Abstract
We agree with Skraaning and Jamieson’s assertion that the “failure” construct is not always clearly defined in human-automation interaction research. We applied their proposed taxonomy to explore how failures have been characterized in driving automation research based on a recent scoping review we conducted. We discuss the insights gained and the challenges of using the taxonomy to characterize driving automation failures: (1) Utilizing the taxonomy confirmed that driving automation research is limited in failure scenarios tested. (2) Applying the taxonomy to empirical studies on driving automation is challenging due to limited information on underlying failure mechanisms. (3) Failures can be difficult to classify due to the complexity of technology and environmental factors. (4) Researchers and designers should know failure mechanisms, but drivers will not.
Introduction
Skraaning and Jamieson (2023) argue that the concept of “automation failures” has been poorly defined in human-automation interaction research. We agree with their assertion that more explicit and detailed definitions of this construct are needed and support their efforts to develop a taxonomy of automation failures to inform future research and design endeavors.

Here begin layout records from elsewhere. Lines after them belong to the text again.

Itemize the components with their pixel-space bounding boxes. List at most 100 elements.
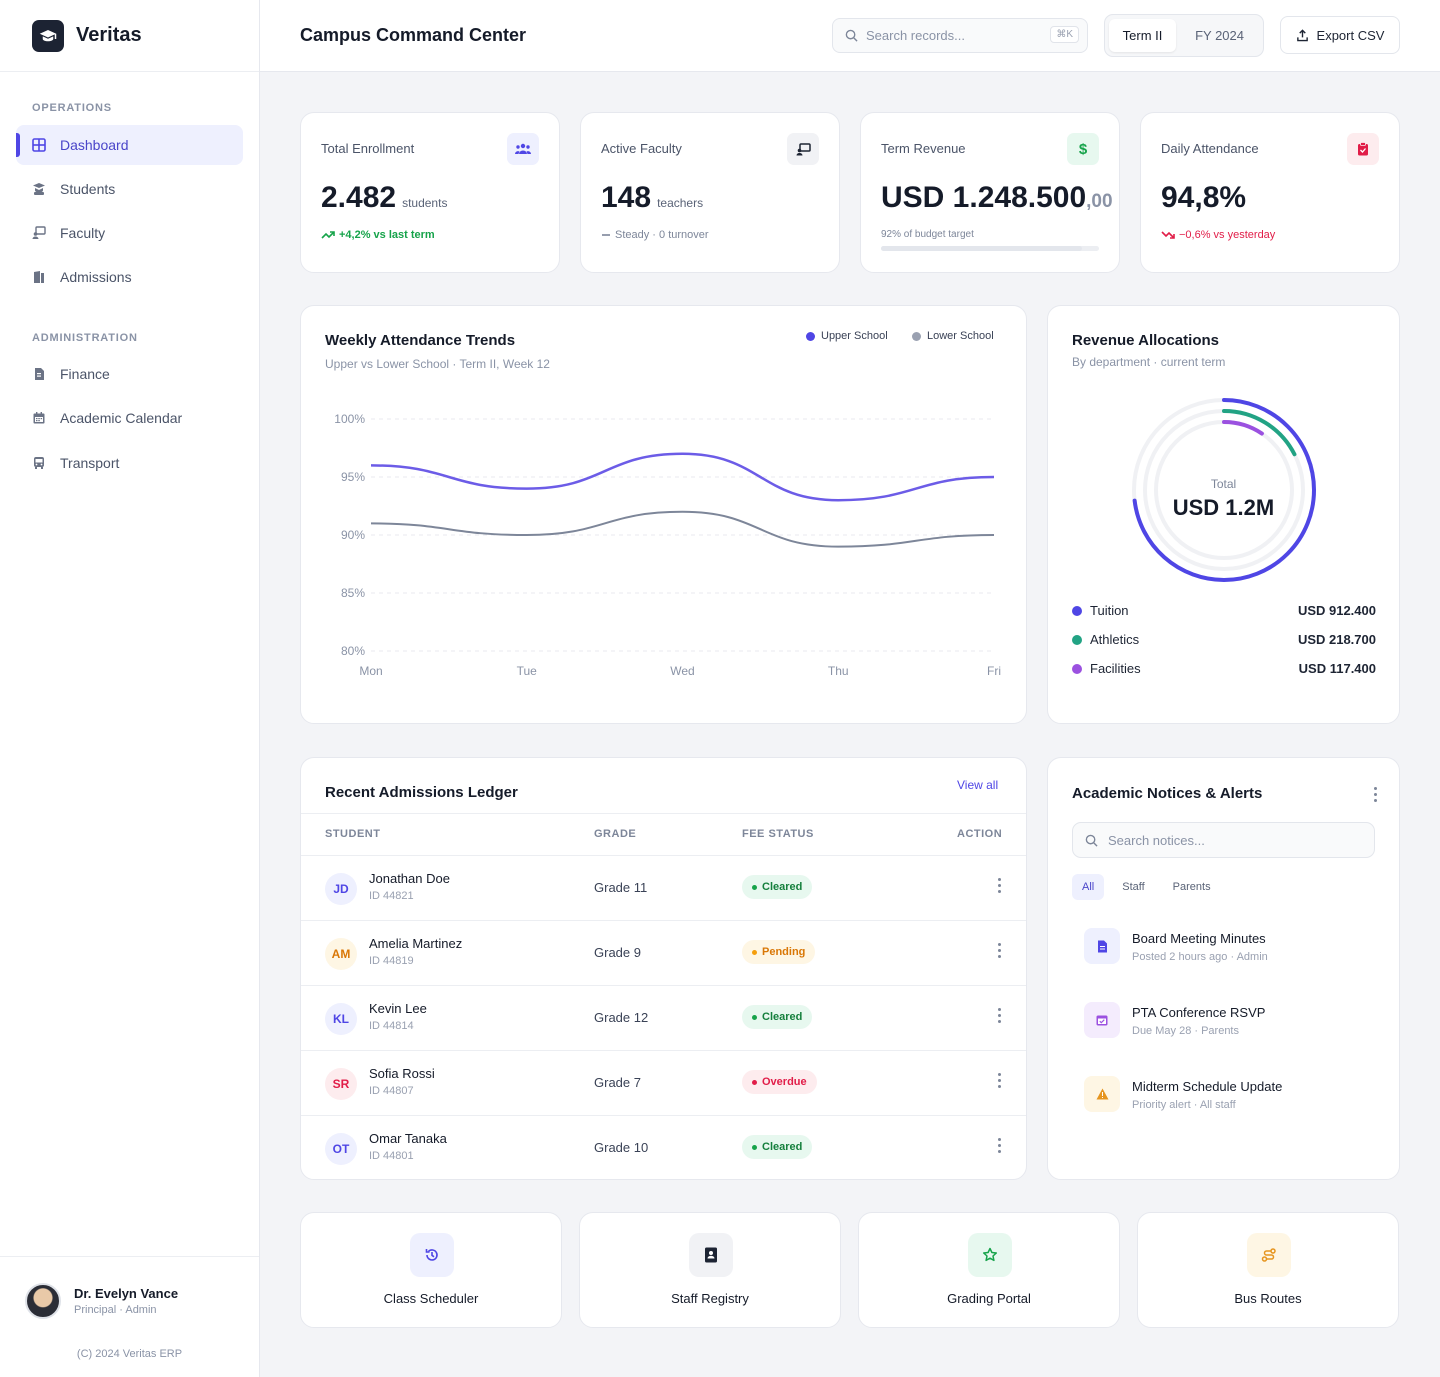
series-line-upper-school[interactable]	[370, 452, 995, 502]
student-id: ID 44801	[369, 1150, 414, 1162]
copyright: (C) 2024 Veritas ERP	[76, 1348, 183, 1360]
sidebar-item-students[interactable]: Students	[16, 169, 243, 209]
table-row[interactable]: AM Amelia Martinez ID 44819 Grade 9 Pend…	[301, 920, 1026, 985]
donut-segment-athletics[interactable]	[1143, 409, 1305, 571]
kpi-card-faculty[interactable]: Active Faculty 148 teachers Steady · 0 tu…	[580, 112, 840, 273]
x-tick-label: Tue	[517, 664, 538, 678]
period-toggle: Term II FY 2024	[1104, 14, 1264, 57]
kpi-card-attendance[interactable]: Daily Attendance 94,8% −0,6% vs yesterda…	[1140, 112, 1400, 273]
search-input[interactable]: Search records... ⌘K	[832, 18, 1088, 53]
legend-lower-school[interactable]: Lower School	[912, 330, 994, 342]
revenue-row-athletics[interactable]: Athletics USD 218.700	[1072, 632, 1376, 647]
avatar[interactable]	[25, 1283, 61, 1319]
column-header-student[interactable]: STUDENT	[325, 828, 381, 840]
tab-staff[interactable]: Staff	[1122, 881, 1145, 893]
sidebar-item-label: Students	[60, 181, 116, 197]
series-line-lower-school[interactable]	[370, 510, 995, 548]
users-icon	[507, 133, 539, 165]
column-header-action: ACTION	[957, 828, 1003, 840]
y-tick-label: 95%	[341, 470, 365, 484]
table-row[interactable]: SR Sofia Rossi ID 44807 Grade 7 Overdue	[301, 1050, 1026, 1115]
notices-title: Academic Notices & Alerts	[1072, 785, 1263, 802]
revenue-value: USD 117.400	[1298, 661, 1376, 676]
status-badge: Overdue	[742, 1070, 817, 1094]
export-csv-button[interactable]: Export CSV	[1280, 16, 1400, 54]
kpi-card-enrollment[interactable]: Total Enrollment 2.482 students +4,2% vs …	[300, 112, 560, 273]
student-avatar: OT	[325, 1133, 357, 1165]
kpi-trend-text: Steady · 0 turnover	[615, 229, 709, 241]
notice-search-input[interactable]: Search notices...	[1072, 822, 1375, 858]
trend-up-icon	[321, 231, 335, 239]
status-badge: Cleared	[742, 875, 813, 899]
kpi-decimals: ,00	[1086, 191, 1113, 212]
notice-title: Midterm Schedule Update	[1132, 1079, 1283, 1094]
kpi-value: USD 1.248.500,00	[881, 181, 1113, 215]
sidebar-item-dashboard[interactable]: Dashboard	[16, 125, 243, 165]
notice-search-placeholder: Search notices...	[1108, 832, 1205, 848]
legend-dot	[806, 331, 815, 341]
revenue-row-facilities[interactable]: Facilities USD 117.400	[1072, 661, 1376, 676]
notice-item[interactable]: Midterm Schedule Update Priority alert ·…	[1084, 1076, 1374, 1116]
calendar-icon	[33, 412, 45, 424]
student-grade: Grade 7	[594, 1075, 641, 1090]
row-menu-icon[interactable]	[994, 878, 1004, 898]
revenue-title: Revenue Allocations	[1072, 332, 1219, 349]
brand[interactable]: Veritas	[0, 0, 259, 72]
student-id: ID 44814	[369, 1020, 414, 1032]
row-menu-icon[interactable]	[994, 1138, 1004, 1158]
revenue-value: USD 218.700	[1297, 632, 1376, 647]
student-grade: Grade 11	[594, 880, 648, 895]
donut-segment-tuition[interactable]	[1132, 398, 1316, 582]
table-row[interactable]: JD Jonathan Doe ID 44821 Grade 11 Cleare…	[301, 855, 1026, 920]
status-text: Pending	[762, 946, 806, 958]
row-menu-icon[interactable]	[994, 1073, 1004, 1093]
sidebar-item-finance[interactable]: Finance	[16, 354, 243, 394]
legend-dot	[912, 331, 921, 341]
kpi-card-revenue[interactable]: Term Revenue $ USD 1.248.500,00 92% of b…	[860, 112, 1120, 273]
status-badge: Cleared	[742, 1005, 813, 1029]
student-icon	[33, 183, 45, 195]
quick-link-class-scheduler[interactable]: Class Scheduler	[300, 1212, 562, 1328]
quick-link-label: Class Scheduler	[383, 1291, 479, 1306]
toggle-term[interactable]: Term II	[1109, 19, 1177, 52]
notice-item[interactable]: PTA Conference RSVP Due May 28 · Parents	[1084, 1002, 1374, 1042]
notice-title: Board Meeting Minutes	[1132, 931, 1266, 946]
clipboard-icon	[1347, 133, 1379, 165]
table-row[interactable]: KL Kevin Lee ID 44814 Grade 12 Cleared	[301, 985, 1026, 1050]
row-menu-icon[interactable]	[994, 1008, 1004, 1028]
page-title: Campus Command Center	[300, 25, 527, 45]
row-menu-icon[interactable]	[994, 943, 1004, 963]
quick-link-bus-routes[interactable]: Bus Routes	[1137, 1212, 1399, 1328]
legend-upper-school[interactable]: Upper School	[806, 330, 888, 342]
chart-subtitle: Upper vs Lower School · Term II, Week 12	[325, 357, 550, 371]
kpi-number: USD 1.248.500	[881, 181, 1087, 214]
student-name: Jonathan Doe	[369, 871, 450, 886]
kpi-number: 94,8%	[1161, 181, 1247, 214]
table-row[interactable]: OT Omar Tanaka ID 44801 Grade 10 Cleared	[301, 1115, 1026, 1179]
quick-link-grading-portal[interactable]: Grading Portal	[858, 1212, 1120, 1328]
notice-item[interactable]: Board Meeting Minutes Posted 2 hours ago…	[1084, 928, 1374, 968]
sidebar-item-academic-calendar[interactable]: Academic Calendar	[16, 398, 243, 438]
y-tick-label: 90%	[341, 528, 365, 542]
kpi-number: 148	[601, 181, 652, 214]
sidebar-item-admissions[interactable]: Admissions	[16, 257, 243, 297]
sidebar-item-faculty[interactable]: Faculty	[16, 213, 243, 253]
sidebar-item-transport[interactable]: Transport	[16, 443, 243, 483]
tab-parents[interactable]: Parents	[1172, 881, 1211, 893]
kpi-title: Active Faculty	[601, 141, 682, 156]
calendar-check-icon	[1084, 1002, 1120, 1038]
tab-all[interactable]: All	[1072, 874, 1105, 900]
toggle-fy[interactable]: FY 2024	[1195, 28, 1244, 43]
view-all-link[interactable]: View all	[957, 778, 999, 792]
more-options-icon[interactable]	[1370, 787, 1380, 807]
grid-icon	[32, 138, 46, 152]
donut-segment-facilities[interactable]	[1154, 420, 1294, 560]
kpi-title: Daily Attendance	[1161, 141, 1259, 156]
quick-link-staff-registry[interactable]: Staff Registry	[579, 1212, 841, 1328]
y-tick-label: 85%	[341, 586, 365, 600]
column-header-grade[interactable]: GRADE	[594, 828, 637, 840]
user-name: Dr. Evelyn Vance	[74, 1286, 179, 1301]
revenue-row-tuition[interactable]: Tuition USD 912.400	[1072, 603, 1376, 618]
column-header-fee-status[interactable]: FEE STATUS	[742, 828, 814, 840]
bus-icon	[34, 457, 44, 469]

As human factors researchers studying surface transportation, we have witnessed a surge in research on driving automation. The introduction of automation to driving can enhance safety and convenience, with systems like forward collision warning and automatic emergency braking demonstrating active safety benefits (e.g., Cicchino, 2023). However, as automation takes over more aspects of the driving task such as steering and speed control, failures can result in fatal outcomes (e.g., National Transportation Safety Board, 2020). There has been much (what many now realize to be unjustified) hype surrounding “autonomous” vehicles, but little in technical details and clear guidance from manufacturers about their inner workings and operation.

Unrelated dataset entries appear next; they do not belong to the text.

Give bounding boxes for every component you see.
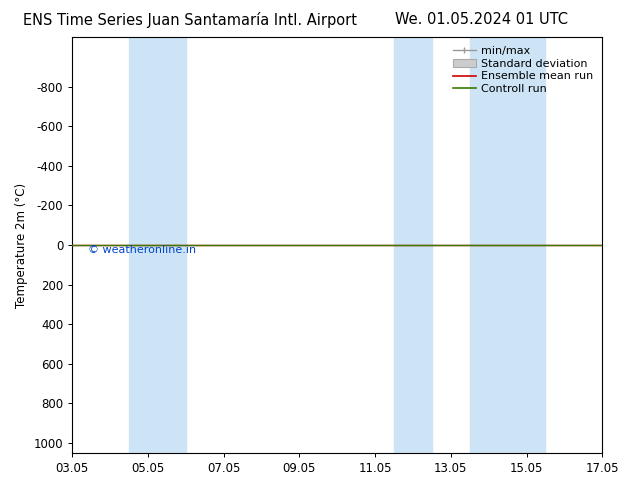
Legend: min/max, Standard deviation, Ensemble mean run, Controll run: min/max, Standard deviation, Ensemble me… xyxy=(450,43,597,98)
Bar xyxy=(129,37,186,453)
Y-axis label: Temperature 2m (°C): Temperature 2m (°C) xyxy=(15,182,28,308)
Text: ENS Time Series Juan Santamaría Intl. Airport: ENS Time Series Juan Santamaría Intl. Ai… xyxy=(23,12,357,28)
Bar xyxy=(470,37,545,453)
Bar xyxy=(394,37,432,453)
Text: © weatheronline.in: © weatheronline.in xyxy=(88,245,197,255)
Text: We. 01.05.2024 01 UTC: We. 01.05.2024 01 UTC xyxy=(396,12,568,27)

In addition to the scarcity of technical details about how new automated systems may function, automation in driving is also different than other domains of study in that it is a safety-critical system operated by members of the general public with a wide range of abilities and characteristics and little or no training. Unlike other safety-critical domains, automation in driving is partly introduced as a consumer product or “add-on feature” to its operators (e.g., Super Cruise, 2023). Thus, user satisfaction and convenience are important considerations, and marketing plays a big role in users’ perceptions and understanding of the technology (Teoh, 2020), sometimes to the detriment of safety (Dixon, 2020). Our research has revealed that even the owners of advanced automation functionalities have significant gaps in their knowledge about the limitations of these systems (DeGuzman & Donmez, 2021). Finally, driving is mostly an automatic, skill-based task where responses are required in the order of seconds (Michon, 1985). Except when they may anticipate an impending failure, drivers do not have the time to problem solve when vehicle control automation fails.
Utilizing a recent scoping review we performed, we explored how Skraaning and Jamieson’s proposed taxonomy can be applied to empirical research on driving automation that focused on automation failures. Given the abovementioned distinctions of the driving domain, we expected to provide useful insights to this discourse. We report our findings and discuss lessons learned from and challenges in applying the taxonomy. We also identify future research needs for a more comprehensive and systematic investigation of failures in driving automation.
Automation Failures in Driving: Automation-to-Manual Takeovers
Recent literature on driving automation has largely focused on emerging technologies that provide sustained vehicle control support but still require some level of human operator involvement, which can be classified as Level 2–4 according to the taxonomy proposed by the Society of Automotive Engineers (SAE International, 2021). When using Level 2–4 automation, the driver may be required to resume control after a period when the automation is controlling the vehicle, often at a point when the automation fails to navigate a particular situation and disengages. Such transfers of control are referred to as takeovers and have been widely investigated (De Winter et al., 2021), with extensive research efforts focusing on takeover performance and quality measures (e.g., McDonald et al., 2019; Weaver & DeLucia, 2022; Zhang et al., 2019). Takeovers also include non-failure cases such as control transfers that are driver-initiated (e.g., McCall et al., 2019).
There have been various efforts to classify different takeover situations. Chen et al. (2023) recently reviewed these classifications and proposed their own framework, categorizing takeovers based on whether they are associated with limitations in the automation’s operational design domain (ODD), the operating conditions behind them, their scheduling, their initiation source, and their level of urgency. Based on this framework, we adopt the view that scheduled takeovers that occur when the automation reaches known or anticipated external conditions beyond its ODD (e.g., car reaching a work zone or highway exit) are not automation failures.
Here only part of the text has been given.